Team 2152 -- Lidar/Jetson

2152 was mentioned in another thread about using Lidar and Jetson in auto this year. Does anybody here know how they implemented these two items together? We are interested in trying to using Lidar for field localization and we are looking for more information.

2152 uses Robot Operating System (ROS) for all of their non-roborio processing which consists of 3 Odroid X4U’s and one Jetson. The Jetson is running a neural network to detect cubes by object recognition, the Jetson sends an approximate angle and distance to Odroid12. Odroid12 publishes the approximate angle and distance and uses the LiDAR to find the angle, distance (centroid), and the closest point of cube and sends that data to the roboRio over UDP. The rio then uses 2 PID loops, one for angle and one for distance to acquire the cube. This is used in Teleop to assist the Drive Team in acquiring cubes. We got SLAM working but we never had enough time to use it in auto.

Command and Control handout :

Video of Robot autonomously picking up cubes:

Is there any chance your team will publish a whitepaper with the results you got running this system (accuracy, average fps, etc) ?

Thank you for posting the setup for running LIDAR with Jetson. We will delve more deeply into using the ROS system along with the LIDAR as we have seen same used in several non-FRC applications.

Hope to see a whitepaper detailing your system. The video and description have helped inspire our students to continue with their off-season plans.

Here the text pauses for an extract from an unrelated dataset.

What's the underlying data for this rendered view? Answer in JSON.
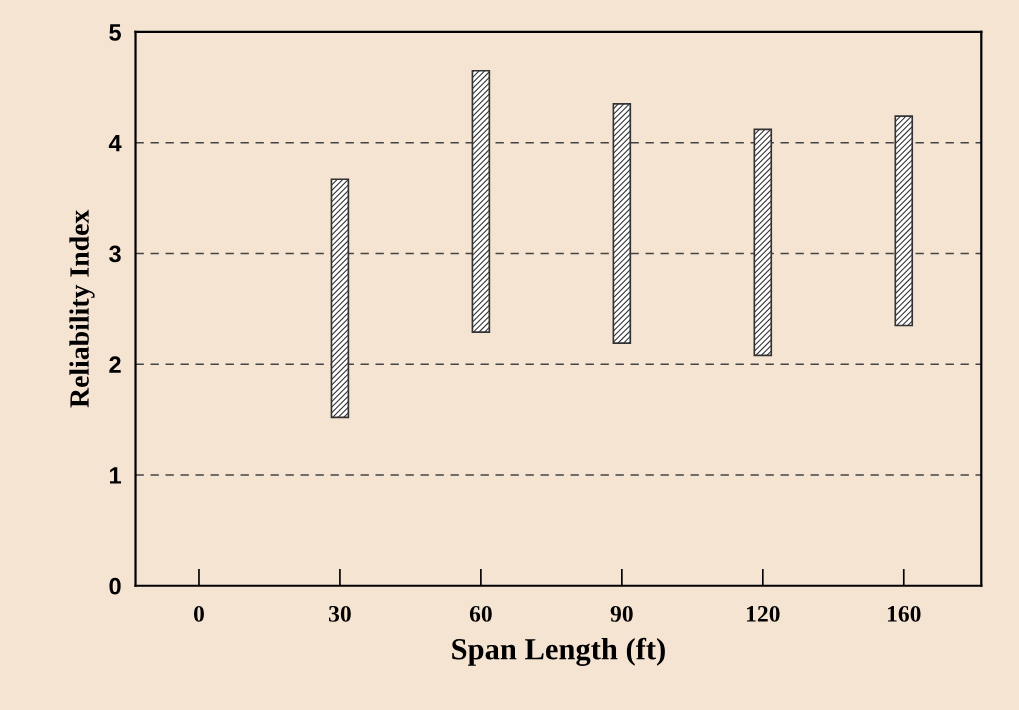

Pardon my ignorance on this subject, but isn’t running 4 co-processors on a single robot a bit excessive? Surely this could have been consolidated somehow. The weight penalty alone for all that hardware would be an awfully hard sell, for me anyways. :ahh:

It depends on what each processor is doing. Being able to have a dedicated processor for a task does make development easier as well.

Plus, unless you were trying to double ramp this year making weight wasn’t too terrible and honestly, that seems to be a consistent theme lately.